Since we recommended buying NIO in DailyWealth Trader in October 2013, we’ve collected 9% in tax-free income… And we’re up 17% on share-price gains.
We also hold a leveraged U.S. Treasury fund (UBT) in the DailyWealth Trader portfolio. It provides diversification… but not much income. This trade was meant to profit as interest rates fell… And it has worked out great. (We’re up more than 40% since April.)
Precious metals (5%-10%)
Gold, silver, platinum, and palladium could soar during a financial crisis. We suggest owning some physical metals in coin or bar form. And sometimes, it makes sense to own shares of precious metal miners and royalty companies. You can read about gold as disaster insurance right here.
Cash is “dry powder”… It allows you to buy bargains if they appear. This is the cash in your bank account and your brokerage account. And you might even hold some in foreign currencies.

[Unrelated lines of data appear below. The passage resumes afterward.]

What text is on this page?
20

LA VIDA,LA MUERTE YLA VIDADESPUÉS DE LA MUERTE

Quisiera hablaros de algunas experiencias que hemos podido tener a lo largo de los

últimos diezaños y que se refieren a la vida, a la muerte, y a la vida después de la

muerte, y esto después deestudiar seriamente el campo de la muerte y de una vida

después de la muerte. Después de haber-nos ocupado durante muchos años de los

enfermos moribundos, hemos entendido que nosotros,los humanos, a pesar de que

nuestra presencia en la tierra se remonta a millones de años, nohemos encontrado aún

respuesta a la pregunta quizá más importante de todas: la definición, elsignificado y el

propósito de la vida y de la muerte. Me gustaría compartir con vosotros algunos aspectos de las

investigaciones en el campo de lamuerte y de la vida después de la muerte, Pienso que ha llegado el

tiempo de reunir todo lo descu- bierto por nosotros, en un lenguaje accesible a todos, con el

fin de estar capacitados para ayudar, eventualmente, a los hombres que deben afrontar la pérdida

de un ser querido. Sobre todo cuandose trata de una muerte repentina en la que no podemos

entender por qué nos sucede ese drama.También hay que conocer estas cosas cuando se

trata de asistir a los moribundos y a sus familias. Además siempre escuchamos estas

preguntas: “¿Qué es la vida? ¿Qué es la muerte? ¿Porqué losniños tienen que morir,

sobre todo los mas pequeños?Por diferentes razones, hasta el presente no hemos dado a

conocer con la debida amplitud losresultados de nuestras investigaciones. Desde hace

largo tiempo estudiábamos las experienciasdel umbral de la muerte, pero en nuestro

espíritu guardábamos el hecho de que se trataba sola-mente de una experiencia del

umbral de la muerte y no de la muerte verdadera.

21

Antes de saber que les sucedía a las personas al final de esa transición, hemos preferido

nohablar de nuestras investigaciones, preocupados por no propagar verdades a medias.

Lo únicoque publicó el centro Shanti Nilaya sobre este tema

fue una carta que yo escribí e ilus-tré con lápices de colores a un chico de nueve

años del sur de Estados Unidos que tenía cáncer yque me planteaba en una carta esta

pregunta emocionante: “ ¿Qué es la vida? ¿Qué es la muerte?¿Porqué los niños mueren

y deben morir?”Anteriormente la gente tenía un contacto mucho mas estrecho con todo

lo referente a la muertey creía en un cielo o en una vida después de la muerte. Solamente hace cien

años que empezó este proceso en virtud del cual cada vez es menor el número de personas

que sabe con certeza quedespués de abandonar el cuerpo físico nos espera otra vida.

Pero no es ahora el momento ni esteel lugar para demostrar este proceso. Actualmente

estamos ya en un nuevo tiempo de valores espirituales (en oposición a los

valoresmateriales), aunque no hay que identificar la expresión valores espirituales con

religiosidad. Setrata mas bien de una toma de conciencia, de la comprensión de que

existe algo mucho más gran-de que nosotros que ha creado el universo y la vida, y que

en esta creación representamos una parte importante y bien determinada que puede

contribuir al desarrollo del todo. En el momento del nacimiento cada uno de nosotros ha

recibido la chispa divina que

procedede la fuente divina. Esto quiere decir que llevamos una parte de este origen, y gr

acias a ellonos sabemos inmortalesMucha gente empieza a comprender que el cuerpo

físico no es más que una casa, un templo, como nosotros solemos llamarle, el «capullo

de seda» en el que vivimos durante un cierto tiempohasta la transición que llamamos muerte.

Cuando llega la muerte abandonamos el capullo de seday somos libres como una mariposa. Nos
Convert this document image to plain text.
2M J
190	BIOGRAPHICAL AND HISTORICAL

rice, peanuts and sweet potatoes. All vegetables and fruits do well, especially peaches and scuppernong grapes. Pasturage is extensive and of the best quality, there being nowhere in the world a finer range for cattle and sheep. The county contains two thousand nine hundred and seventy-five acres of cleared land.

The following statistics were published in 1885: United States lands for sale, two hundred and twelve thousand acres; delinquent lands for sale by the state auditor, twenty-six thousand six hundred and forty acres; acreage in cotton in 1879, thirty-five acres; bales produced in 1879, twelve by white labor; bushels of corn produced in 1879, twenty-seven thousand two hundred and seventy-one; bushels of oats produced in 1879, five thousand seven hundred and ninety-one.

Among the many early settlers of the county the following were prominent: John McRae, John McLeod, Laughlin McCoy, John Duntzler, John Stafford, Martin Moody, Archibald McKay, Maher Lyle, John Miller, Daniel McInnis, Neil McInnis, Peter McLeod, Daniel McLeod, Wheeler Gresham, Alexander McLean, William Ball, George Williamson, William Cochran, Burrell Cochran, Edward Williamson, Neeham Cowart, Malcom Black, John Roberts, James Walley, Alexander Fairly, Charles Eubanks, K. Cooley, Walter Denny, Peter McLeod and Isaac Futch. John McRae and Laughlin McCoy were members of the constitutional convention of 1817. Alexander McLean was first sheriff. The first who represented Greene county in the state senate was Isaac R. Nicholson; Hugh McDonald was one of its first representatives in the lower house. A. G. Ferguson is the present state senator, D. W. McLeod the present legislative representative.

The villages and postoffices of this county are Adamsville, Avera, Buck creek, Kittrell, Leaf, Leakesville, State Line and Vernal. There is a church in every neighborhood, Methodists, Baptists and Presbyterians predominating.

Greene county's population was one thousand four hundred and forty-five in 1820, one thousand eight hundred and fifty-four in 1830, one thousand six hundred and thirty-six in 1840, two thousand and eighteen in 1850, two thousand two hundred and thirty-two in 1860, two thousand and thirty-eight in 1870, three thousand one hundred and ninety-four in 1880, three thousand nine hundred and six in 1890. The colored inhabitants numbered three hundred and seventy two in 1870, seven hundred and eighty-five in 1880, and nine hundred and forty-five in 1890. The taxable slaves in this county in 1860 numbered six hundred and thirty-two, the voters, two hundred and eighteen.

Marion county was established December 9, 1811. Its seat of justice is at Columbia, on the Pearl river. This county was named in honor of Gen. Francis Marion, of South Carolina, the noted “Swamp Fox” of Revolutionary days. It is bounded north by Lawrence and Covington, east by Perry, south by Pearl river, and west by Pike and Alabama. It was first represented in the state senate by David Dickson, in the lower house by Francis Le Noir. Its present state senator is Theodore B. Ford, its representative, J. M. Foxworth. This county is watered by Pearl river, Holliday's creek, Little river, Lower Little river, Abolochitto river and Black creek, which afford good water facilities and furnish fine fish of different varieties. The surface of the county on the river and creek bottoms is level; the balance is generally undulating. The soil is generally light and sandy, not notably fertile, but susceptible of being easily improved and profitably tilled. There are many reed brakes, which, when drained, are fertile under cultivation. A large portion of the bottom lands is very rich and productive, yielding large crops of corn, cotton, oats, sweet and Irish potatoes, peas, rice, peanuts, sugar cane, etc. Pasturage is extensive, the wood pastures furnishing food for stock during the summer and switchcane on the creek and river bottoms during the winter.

This is an extremely important part of your catastrophe-prevention plan. So important, our colleague Dr. David Eifrig dedicated the most recent issue of his Income Intelligence advisory to how you should hold cash. (It’s called “The Cash Issue,” and it’s exceptional.) If you aren’t a subscriber, this issue alone is worth the cost of a year’s subscription. You can learn how to get access here.
Real estate (20%-30%)
This could be your own home… a producing farm… or a rental property. If you’re looking for extreme diversification, consider buying real estate in a foreign country.

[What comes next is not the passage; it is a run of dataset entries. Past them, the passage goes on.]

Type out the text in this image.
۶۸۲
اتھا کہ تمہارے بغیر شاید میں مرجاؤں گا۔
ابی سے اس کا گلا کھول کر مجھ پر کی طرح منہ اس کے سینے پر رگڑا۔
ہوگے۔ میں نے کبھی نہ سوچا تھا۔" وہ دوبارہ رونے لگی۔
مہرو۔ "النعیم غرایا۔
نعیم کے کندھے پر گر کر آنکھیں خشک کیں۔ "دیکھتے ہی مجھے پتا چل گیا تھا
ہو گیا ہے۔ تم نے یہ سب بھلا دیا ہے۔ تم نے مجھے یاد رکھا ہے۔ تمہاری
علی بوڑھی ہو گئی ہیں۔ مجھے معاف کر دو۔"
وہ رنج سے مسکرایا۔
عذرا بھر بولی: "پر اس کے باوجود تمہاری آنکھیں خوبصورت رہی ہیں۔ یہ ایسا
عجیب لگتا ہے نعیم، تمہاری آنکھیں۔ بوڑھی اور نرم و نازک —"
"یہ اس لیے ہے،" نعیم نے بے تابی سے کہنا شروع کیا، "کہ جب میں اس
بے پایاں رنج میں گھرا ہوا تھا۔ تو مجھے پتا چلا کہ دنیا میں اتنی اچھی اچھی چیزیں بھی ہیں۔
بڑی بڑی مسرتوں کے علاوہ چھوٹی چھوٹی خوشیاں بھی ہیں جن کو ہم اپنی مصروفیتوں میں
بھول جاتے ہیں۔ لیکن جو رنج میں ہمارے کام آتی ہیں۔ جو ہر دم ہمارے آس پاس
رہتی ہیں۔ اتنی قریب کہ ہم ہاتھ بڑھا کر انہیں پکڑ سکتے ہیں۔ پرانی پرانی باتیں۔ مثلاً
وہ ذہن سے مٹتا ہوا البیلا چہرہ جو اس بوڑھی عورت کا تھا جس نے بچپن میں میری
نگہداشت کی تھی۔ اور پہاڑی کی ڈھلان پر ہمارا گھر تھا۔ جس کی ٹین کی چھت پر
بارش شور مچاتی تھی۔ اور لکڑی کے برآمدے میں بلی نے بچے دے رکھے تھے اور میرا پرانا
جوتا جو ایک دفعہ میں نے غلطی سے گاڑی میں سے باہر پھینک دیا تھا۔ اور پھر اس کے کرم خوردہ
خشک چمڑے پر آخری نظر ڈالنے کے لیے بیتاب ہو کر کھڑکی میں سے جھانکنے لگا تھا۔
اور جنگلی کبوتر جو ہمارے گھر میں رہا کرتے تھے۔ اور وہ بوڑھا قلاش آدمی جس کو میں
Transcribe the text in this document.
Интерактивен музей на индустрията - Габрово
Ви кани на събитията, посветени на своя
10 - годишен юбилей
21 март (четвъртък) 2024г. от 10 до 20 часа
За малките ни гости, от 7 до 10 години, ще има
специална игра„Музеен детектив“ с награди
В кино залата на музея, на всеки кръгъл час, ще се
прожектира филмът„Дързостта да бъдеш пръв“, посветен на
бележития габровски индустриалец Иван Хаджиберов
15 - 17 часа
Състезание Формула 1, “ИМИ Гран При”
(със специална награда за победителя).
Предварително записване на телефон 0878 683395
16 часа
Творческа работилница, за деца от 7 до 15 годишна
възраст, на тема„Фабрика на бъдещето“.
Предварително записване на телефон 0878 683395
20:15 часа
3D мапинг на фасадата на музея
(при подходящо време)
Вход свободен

You might consider stocks that own or are involved in real estate part of this allocation, too.
Over the long term, stocks have averaged returns around 9% a year… So it’s a good idea to hold stocks with some portion of your money. But be sure to diversify…
You can own some small growth stocks and some large, stable, dividend-payers… and stocks in all different market sectors (like consumer staples, financials, health care, and energy). You can buy domestic stocks and foreign stocks. You can buy individual names or simply own an index fund that holds lots of different companies.
“Trading for income” (our term for selling options on great, cheap companies) also fits into this category. Since launching DailyWealth Trader in May 2012, our closed trades using this strategy have averaged 13.5% annualized returns.
Outside of the five major asset classes mentioned, you may want to include collectibles in the mix, too. If you know a lot about antique cars, rare coins, or custom knives, these “hold-in-your-hand” assets can increase in value and provide more diversification to your portfolio (read our educational interview with the master of collectibles, Van Simmons, right here).
Again, keep in mind there’s no such thing as a one-size-fits-all asset allocation… The right asset allocation for you is the one that lets you sleep well at night… especially when the stock market has a bad day.
If you’re extremely risk averse, consider having more of your assets in cash and real estate. If you’re able to accept more volatility, consider holding more of your assets in stocks.
Again, the key is to not bet it all on one type of investment. Don’t make the insane mistake of betting your retirement all on one company… or all on the stock market.
Take some time this week to consider your catastrophe-prevention plan. If you’re not confident in your asset allocation, start working toward your “sleep-well-at-night” balance today.